New Zealand’s PISA shock

Rose Patterson
Insights Newsletter
6 December, 2013

This week’s 2012 PISA results should have sent shockwaves down the country.

New Zealand slipped from 7th to 13th place in reading, 13th to 23rd in maths, and from 7th to 18th in science in the OECD’s Programme of International Student Assessment (PISA), a study of half a million 15-year olds in 65 countries.
 
But it seems that some of the shock was absorbed last week when Education Minister Hekia Parata announced that a drop would be probable, and that the drop in rankings would be due to the improved performance of Asian countries.

Indeed, the top seven performers are Asian jurisdictions like Singapore and Hong Kong. Shanghai’s 15-year-olds are a full three years ahead in performance compared with the average OECD 15-year-old.

But attributing New Zealand’s slip in rankings to the rise of the Asian dragons masks three undeniably shocking facts. First, it was not just the ranking that slipped: it was actual performance.

New Zealand’s 15-year-olds of 2012 were around 6 months behind their counterparts of 2009 in maths.

Second, the drop in performance was not due to a gradual downward trend such as we saw between 2000 and 2009. It was a sharp turn for the worse. 

Third, it is not just average results that are concerning. The kids at the bottom are falling further and further behind. One in four (23 per cent) 15-year-olds cannot do maths at a level needed for work or further education. That is an increase of seven percentage points from 2009.

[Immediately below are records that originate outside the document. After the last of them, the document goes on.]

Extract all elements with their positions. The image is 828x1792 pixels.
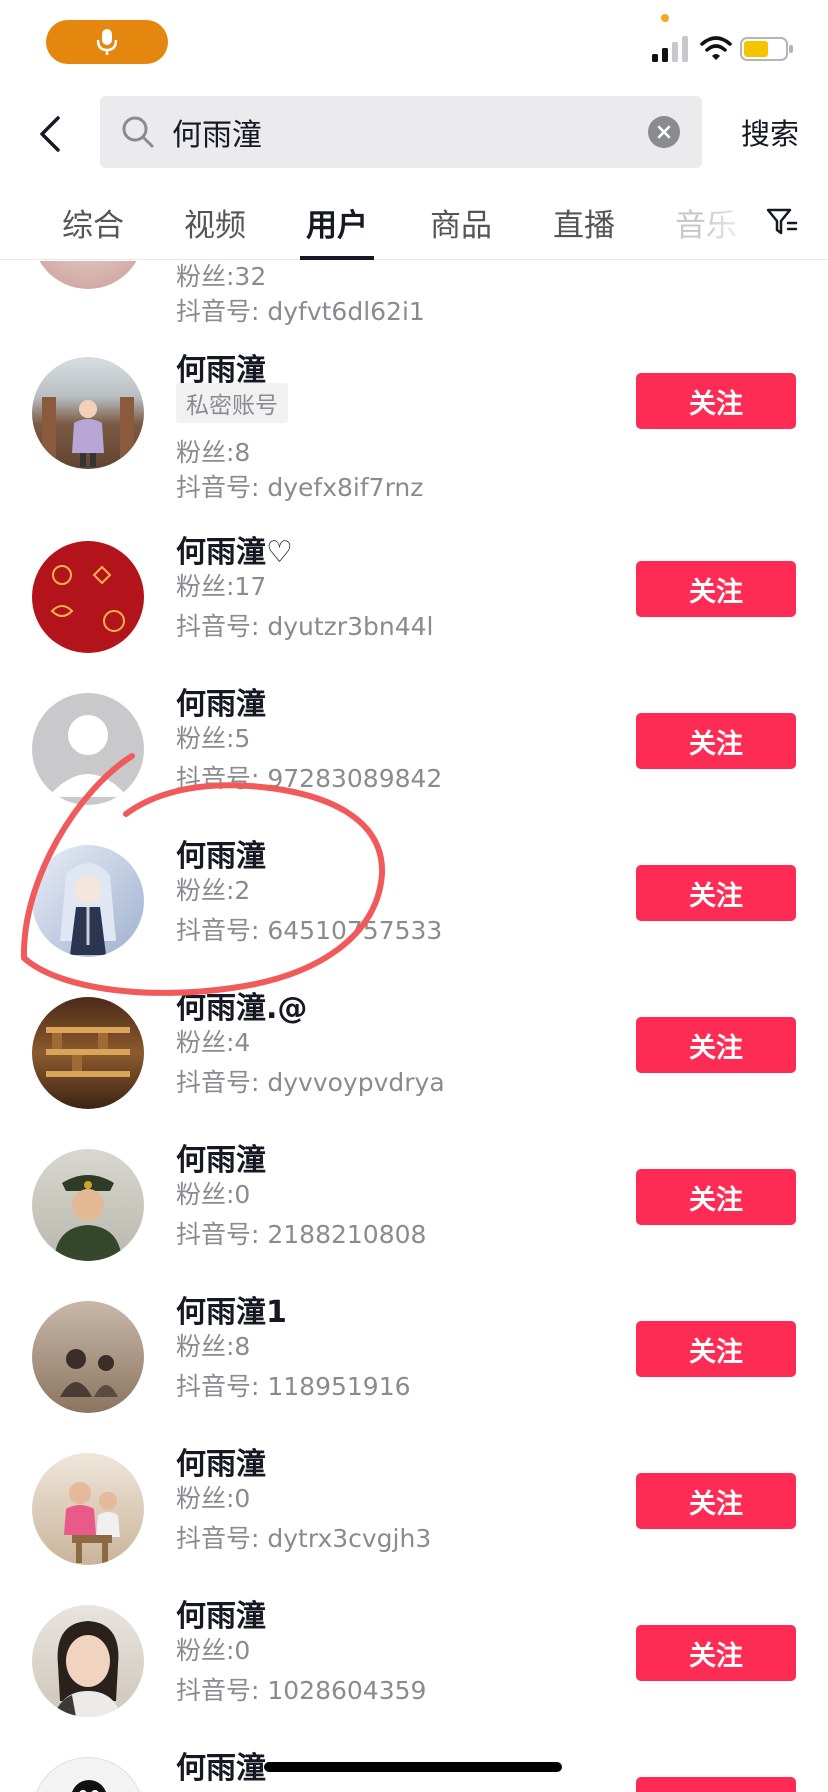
douyin-id: 抖音号: 1028604359 — [176, 1676, 427, 1705]
search-header: 搜索 — [0, 92, 828, 180]
list-item[interactable]: 何雨潼 粉丝:5 抖音号: 97283089842 关注 — [0, 685, 828, 805]
microphone-icon — [96, 29, 118, 55]
clear-search-button[interactable] — [648, 116, 680, 148]
follow-button[interactable]: 关注 — [636, 561, 796, 617]
user-name[interactable]: 何雨潼 — [176, 1135, 266, 1179]
microphone-indicator[interactable] — [46, 20, 168, 64]
tab-users[interactable]: 用户 — [300, 184, 374, 260]
follow-button[interactable]: 关注 — [636, 373, 796, 429]
user-name[interactable]: 何雨潼.@ — [176, 983, 307, 1027]
search-button[interactable]: 搜索 — [722, 108, 818, 156]
user-name[interactable]: 何雨潼 — [176, 1439, 266, 1483]
back-button[interactable] — [28, 104, 72, 164]
fans-count: 粉丝:8 — [176, 438, 251, 467]
default-avatar-icon — [48, 715, 128, 797]
list-item[interactable]: 何雨潼 粉丝:2 抖音号: 64510757533 关注 — [0, 837, 828, 957]
follow-button[interactable]: 关注 — [636, 1625, 796, 1681]
battery-icon — [740, 37, 793, 61]
avatar-photo — [42, 397, 134, 469]
avatar-photo — [46, 1027, 130, 1077]
fans-count: 粉丝:0 — [176, 1180, 251, 1209]
avatar[interactable] — [32, 997, 144, 1109]
user-name[interactable]: 何雨潼♡ — [176, 527, 293, 571]
list-item[interactable]: 何雨潼 私密账号 粉丝:8 抖音号: dyefx8if7rnz 关注 — [0, 349, 828, 502]
avatar-photo — [60, 1349, 118, 1397]
search-icon — [122, 116, 154, 148]
douyin-id: 抖音号: 97283089842 — [176, 764, 443, 793]
avatar[interactable] — [32, 1605, 144, 1717]
user-name[interactable]: 何雨潼 — [176, 679, 266, 723]
douyin-id: 抖音号: dyfvt6dl62i1 — [176, 297, 425, 326]
avatar[interactable] — [32, 1149, 144, 1261]
tab-live[interactable]: 直播 — [551, 184, 617, 260]
avatar[interactable] — [32, 845, 144, 957]
avatar-photo — [64, 1482, 120, 1563]
user-name[interactable]: 何雨潼 — [176, 1743, 266, 1787]
avatar-photo — [72, 1780, 106, 1792]
home-indicator[interactable] — [264, 1762, 562, 1772]
list-item[interactable]: 何雨潼.@ 粉丝:4 抖音号: dyvvoypvdrya 关注 — [0, 989, 828, 1109]
list-item[interactable]: 粉丝:32 抖音号: dyfvt6dl62i1 — [0, 261, 828, 326]
douyin-id: 抖音号: dytrx3cvgjh3 — [176, 1524, 432, 1553]
douyin-id: 抖音号: 64510757533 — [176, 916, 443, 945]
avatar[interactable] — [32, 1301, 144, 1413]
private-account-tag: 私密账号 — [176, 383, 288, 423]
douyin-id: 抖音号: dyvvoypvdrya — [176, 1068, 445, 1097]
avatar[interactable] — [32, 357, 144, 469]
chevron-left-icon — [40, 116, 60, 152]
avatar-photo — [50, 565, 125, 632]
fans-count: 粉丝:0 — [176, 1636, 251, 1665]
avatar[interactable] — [32, 1757, 144, 1792]
list-item[interactable]: 何雨潼1 粉丝:8 抖音号: 118951916 关注 — [0, 1293, 828, 1413]
list-item[interactable]: 何雨潼 粉丝:0 抖音号: 1028604359 关注 — [0, 1597, 828, 1717]
follow-button[interactable]: 关注 — [636, 713, 796, 769]
fans-count: 粉丝:17 — [176, 572, 267, 601]
filter-icon — [766, 208, 798, 235]
fans-count: 粉丝:5 — [176, 724, 251, 753]
follow-button[interactable]: 关注 — [636, 1777, 796, 1792]
user-name[interactable]: 何雨潼 — [176, 831, 266, 875]
cellular-signal-icon — [652, 36, 688, 62]
avatar-photo — [54, 1621, 122, 1717]
tab-products[interactable]: 商品 — [428, 184, 494, 260]
fans-count: 粉丝:2 — [176, 876, 251, 905]
follow-button[interactable]: 关注 — [636, 865, 796, 921]
avatar-photo — [54, 1175, 122, 1261]
avatar[interactable] — [32, 1453, 144, 1565]
close-icon — [657, 125, 671, 139]
douyin-id: 抖音号: 118951916 — [176, 1372, 411, 1401]
status-bar — [0, 0, 828, 88]
list-item[interactable]: 何雨潼 粉丝:0 抖音号: 2188210808 关注 — [0, 1141, 828, 1261]
follow-button[interactable]: 关注 — [636, 1169, 796, 1225]
tab-fade-overlay — [700, 184, 760, 258]
filter-button[interactable] — [756, 198, 808, 246]
tab-comprehensive[interactable]: 综合 — [60, 184, 126, 260]
privacy-indicator-dot — [661, 14, 669, 22]
list-item[interactable]: 何雨潼 粉丝:0 抖音号: dytrx3cvgjh3 关注 — [0, 1445, 828, 1565]
tab-videos[interactable]: 视频 — [182, 184, 248, 260]
avatar[interactable] — [32, 693, 144, 805]
search-box[interactable] — [100, 96, 702, 168]
result-tabs: 综合 视频 用户 商品 直播 音乐 — [0, 184, 828, 260]
search-input[interactable] — [172, 96, 642, 168]
fans-count: 粉丝:0 — [176, 1484, 251, 1513]
avatar[interactable] — [32, 261, 144, 289]
douyin-id: 抖音号: dyefx8if7rnz — [176, 473, 424, 502]
follow-button[interactable]: 关注 — [636, 1017, 796, 1073]
user-name[interactable]: 何雨潼1 — [176, 1287, 287, 1331]
fans-count: 粉丝:8 — [176, 1332, 251, 1361]
douyin-id: 抖音号: dyutzr3bn44l — [176, 612, 434, 641]
user-results-list: 粉丝:32 抖音号: dyfvt6dl62i1 何雨潼 私密账号 粉丝:8 抖音… — [0, 261, 828, 1792]
douyin-id: 抖音号: 2188210808 — [176, 1220, 427, 1249]
follow-button[interactable]: 关注 — [636, 1321, 796, 1377]
wifi-icon — [700, 36, 732, 60]
follow-button[interactable]: 关注 — [636, 1473, 796, 1529]
fans-count: 粉丝:4 — [176, 1028, 251, 1057]
avatar-photo — [60, 863, 116, 955]
avatar[interactable] — [32, 541, 144, 653]
list-item[interactable]: 何雨潼♡ 粉丝:17 抖音号: dyutzr3bn44l 关注 — [0, 533, 828, 653]
user-name[interactable]: 何雨潼 — [176, 1591, 266, 1635]
fans-count: 粉丝:32 — [176, 262, 267, 291]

So what can New Zealand do with this shock?

My journey this year to Singapore, Germany, Finland, England, and Canada revealed that shocking PISA results in educational performance can be a spur and a catalyst for widespread change. In 2000, the first year of PISA, Germany found that they performed much worse than they expected, with low average performance and wide disparities between the top- and bottom-performing students.

Teachers and their unions in Germany got behind reforms to drive up standards and improve the system, and they have seen remarkable gains in the last 12 years. Even in the last four years, Germany surged ahead, while New Zealand fell sharply behind. Where New Zealand was ahead of Germany in 2009, Germany now sits at 16th place while we have fallen to 22nd.  

Next week The New Zealand Initiative releases its second report in a series on teacher quality, reporting on how leading jurisdictions like Germany and Singapore have strengthened their teaching professions. 

But before we even begin to talk reform, New Zealand needs to acknowledge that these PISA results are shocking.